(A little bit of) what I read in 2019

This is a shallow dip into some the things I’ve read and loved this year. Most of it was published well before this year, so it’s not at all a ‘best of 2019’ post, just a reflection of what I’ve been drawn to and influenced by during these twelve months, the books I think will have most effect on me and my writing in the year to come.

The Wormwood trilogy (Rosewater, Rosewater Resurrection and Rosewater Redemption) -Tade Thompson

I’m not the only one to feel like this trio of books is a game changer for the genre. Alien invasion in a future Nigeria, with an exploration of consciousness from multiple points of view and it is so pacey I felt a little breathless as I turned the pages towards the end of each book. I was enthralled by the way Thompson challenges the reader- he never apologies and never explains and the result is a more immersive, thought-provoking world. 

Rivers of London- Ben Aaronovitch

I discovered this series this year and hunted down each book until I was up to date, and now I’ve got the next instalment on reserve at the library. How to count the things I loved? The folklore, the magical creatures, the smart dialogue, the impeccable plotting, the depictions of my beloved home city, which I moved away from this year? These books feel like the creamiest of lasagnas to me: delicious and so easy to digest but nourishing for body and soul too.

A Scots Quair- Lewis Grassic Gibbon 

I’ve written about this trilogy before, but it just blew me away. It’s got a kind of rhythm that seamlessly evokes the landscape and the social world of rural Scotland in the early twentieth century. The first book, A Sunset Song, was the one that snagged at me most. The story of Chris Guthrie, a young girl growing up the daughter of sad, proud parents who then becomes the wife of a proud man made sad by war trauma. The way Grassic Gibbon invites the reader into the text, implicates you in the beaten down, but still luminous world he writes of is so beautiful. This will be a re-read in years to come.

Flight Behaviour- Barbara Kingsolver

This is a book about climate change, environmentalism and rural communities that seems to have predicted the conversations we’re having now about privilege, opportunity and climate chaos. It came out in 2012 but the politics of how we talk about climate justice, and what different people perceive to be just is precisely right for now. The North American continent’s population of monarch butterflies has migrated to the wrong place, almost certainly due to climate breakdown, and when Dellarobia Turnbow becomes involved with studying them it changes her life. Fiction, for me, has always been a kind of empathy practice, a way of seeing - or, really, feeling -  a situation from another’s point of view, and often many points of view at the same time. This book made it clear to me just how many competing interests there are stopping us from really addressing our environmental woes at a systemic level and has given me a lot of ways to think about my privilege.

Under Milk Wood- Dylan Thomas

I bought this book and then I listened to a recording of it while reading along and it stunned me.
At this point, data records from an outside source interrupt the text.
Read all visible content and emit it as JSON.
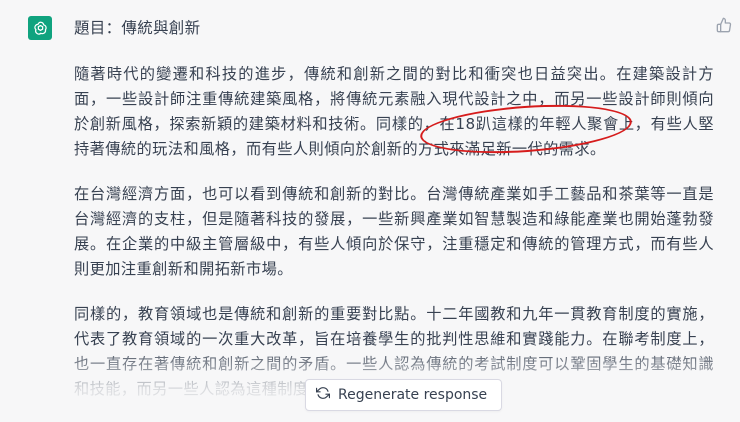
{
  "heading": "題目：傳統與創新",
  "paragraphs": [
    {
      "text": "隨著時代的變遷和科技的進步，傳統和創新之間的對比和衝突也日益突出。在建築設計方面，一些設計師注重傳統建築風格，將傳統元素融入現代設計之中，而另一些設計師則傾向於創新風格，探索新穎的建築材料和技術。同樣的，"
    },
    {
      "text": "在台灣經濟方面，也可以看到傳統和創新的對比。台灣傳統產業如手工藝品和茶葉等一直是台灣經濟的支柱，但是隨著科技的發展，一些新興產業如智慧製造和綠能產業也開始蓬勃發展。在企業的中級主管層級中，有些人傾向於保守，注重穩定和傳統的管理方式，而有些人則更加注重創新和開拓新市場。"
    },
    {
      "text": "同樣的，教育領域也是傳統和創新的重要對比點。十二年國教和九年一貫教育制度的實施，代表了教育領域的一次重大改革，旨在培養學生的批判性思維和實踐能力。在聯考制度上，也一直存在著傳統和創新之間的矛盾。一些人認為傳統的考試制度可以鞏固學生的基礎知識和技能，而另一些人認為這種制度過於僵化，應該"
    }
  ],
  "annotated_text": "在18趴這樣的年輕人聚會上",
  "after_annotation": "，有些人堅持著傳統的玩法和風格，而有些人則傾向於創新的方式來滿足新一代的需求。",
  "regenerate_label": "Regenerate response",
  "icons": {
    "avatar": "openai-logo-icon",
    "thumb": "thumbs-up-icon",
    "regen": "refresh-icon"
  },
  "colors": {
    "avatar_bg": "#10a37f",
    "annotation": "#d61c1c",
    "text": "#374151",
    "background": "#f7f7f8"
  }
}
I’ve been listening to radio plays for the past couple of years, finding a lot of pleasure in the way I experience the narrative with a different part of my brain to when I read a novel, but this now seems to me the gold standard. I keep getting the book out to look again at the way he uses words - this special ability poets seem to have, to place words in just the right way to make their sense and sound sing together. Lines like these: ‘…the sloeback, slow, black, crowblack, fishingboat bobbing sea’ make me swoon. 
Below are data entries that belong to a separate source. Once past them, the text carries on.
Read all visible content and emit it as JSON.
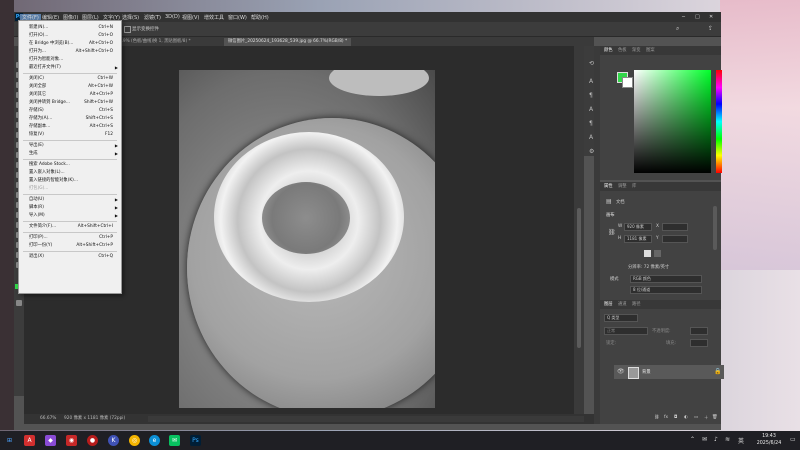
{
  "menubar": {
    "logo": "Ps",
    "items": [
      "文件(F)",
      "编辑(E)",
      "图像(I)",
      "图层(L)",
      "文字(Y)",
      "选择(S)",
      "滤镜(T)",
      "3D(D)",
      "视图(V)",
      "增效工具",
      "窗口(W)",
      "帮助(H)"
    ]
  },
  "options": {
    "transform_label": "显示变换控件"
  },
  "tabs": [
    {
      "label": "19.9% (色板/曲线)换 1, 黑贴图板/8) *"
    },
    {
      "label": "微信图片_20250624_193628_539.jpg @ 66.7%(RGB/8) *"
    }
  ],
  "file_menu": {
    "items": [
      {
        "label": "新建(N)...",
        "shortcut": "Ctrl+N"
      },
      {
        "label": "打开(O)...",
        "shortcut": "Ctrl+O"
      },
      {
        "label": "在 Bridge 中浏览(B)...",
        "shortcut": "Alt+Ctrl+O"
      },
      {
        "label": "打开为...",
        "shortcut": "Alt+Shift+Ctrl+O"
      },
      {
        "label": "打开为智能对象..."
      },
      {
        "label": "最近打开文件(T)",
        "submenu": true
      },
      {
        "sep": true
      },
      {
        "label": "关闭(C)",
        "shortcut": "Ctrl+W"
      },
      {
        "label": "关闭全部",
        "shortcut": "Alt+Ctrl+W"
      },
      {
        "label": "关闭其它",
        "shortcut": "Alt+Ctrl+P"
      },
      {
        "label": "关闭并转到 Bridge...",
        "shortcut": "Shift+Ctrl+W"
      },
      {
        "label": "存储(S)",
        "shortcut": "Ctrl+S"
      },
      {
        "label": "存储为(A)...",
        "shortcut": "Shift+Ctrl+S"
      },
      {
        "label": "存储副本...",
        "shortcut": "Alt+Ctrl+S"
      },
      {
        "label": "恢复(V)",
        "shortcut": "F12"
      },
      {
        "sep": true
      },
      {
        "label": "导出(E)",
        "submenu": true
      },
      {
        "label": "生成",
        "submenu": true
      },
      {
        "sep": true
      },
      {
        "label": "搜索 Adobe Stock..."
      },
      {
        "label": "置入嵌入对象(L)..."
      },
      {
        "label": "置入链接的智能对象(K)..."
      },
      {
        "label": "打包(G)...",
        "disabled": true
      },
      {
        "sep": true
      },
      {
        "label": "自动(U)",
        "submenu": true
      },
      {
        "label": "脚本(R)",
        "submenu": true
      },
      {
        "label": "导入(M)",
        "submenu": true
      },
      {
        "sep": true
      },
      {
        "label": "文件简介(F)...",
        "shortcut": "Alt+Shift+Ctrl+I"
      },
      {
        "sep": true
      },
      {
        "label": "打印(P)...",
        "shortcut": "Ctrl+P"
      },
      {
        "label": "打印一份(Y)",
        "shortcut": "Alt+Shift+Ctrl+P"
      },
      {
        "sep": true
      },
      {
        "label": "退出(X)",
        "shortcut": "Ctrl+Q"
      }
    ]
  },
  "color_panel": {
    "tabs": [
      "颜色",
      "色板",
      "渐变",
      "图案"
    ],
    "fg_color": "#32d64a",
    "bg_color": "#ffffff"
  },
  "properties_panel": {
    "tabs": [
      "属性",
      "调整",
      "库"
    ],
    "doc_label": "文档",
    "canvas_label": "画布",
    "width_value": "920 像素",
    "height_value": "1181 像素",
    "x_label": "X",
    "y_label": "Y",
    "resolution": "分辨率: 72 像素/英寸",
    "mode_label": "模式",
    "mode_value": "RGB 颜色",
    "depth_value": "8 位/通道"
  },
  "layers_panel": {
    "tabs": [
      "图层",
      "通道",
      "路径"
    ],
    "kind_placeholder": "Q 类型",
    "blend_mode": "正常",
    "opacity_label": "不透明度:",
    "lock_label": "锁定:",
    "fill_label": "填充:",
    "layer_name": "背景"
  },
  "status": {
    "zoom": "66.67%",
    "doc_size": "920 像素 x 1181 像素 (72ppi)"
  },
  "taskbar": {
    "lang": "英",
    "time": "19:43",
    "date": "2025/6/24"
  }
}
Middlemarch - George Eliot

This was one of those canonical books I often saw referenced and always intended to read one day, when I got around to it, when I felt as though I had the headspace to be able to dedicate to such a long, complex, involved novel. I suppose books choose you as much as you choose them; sometimes it feels like they come along at exactly the right moment for them to move you, sometimes it feels like they completely pass you by and you put them down wondering what all the fuss is about. I read this at exactly the right time in my life to appreciate it, although it’s the kind of book that will have wisdom to offer whenever you encounter it. There is so much tenderness in my empathy for Dorothea Brooke’s naive expectations of her marriage, the timelessness of her disappointment and her determination to live by her decisions. I think this is due to Eliot’s own tenderness towards her characters, the gentle way she presents all their complexity. The inhabitants of her provincial town are some of the most ‘real’ I have found on the page. I will re-read this one day and I know I’ll find more to chew on inside its pages as it grows with me. 

Underland - Robert Macfarlane

I had this on reserve at the library for ages before I got the front of the queue and it didn’t disappoint. We’re forever looking up at our world (although we might be forgiven, there’s just so much to look up at) in wonder, but this book has made me think about what I might miss if I don’t look down. Mycelial networks, catacombs under Paris and the poetics of burying nuclear waste, this felt like nature writing of the future; the human impact on our planet, the nature of the anthropocene.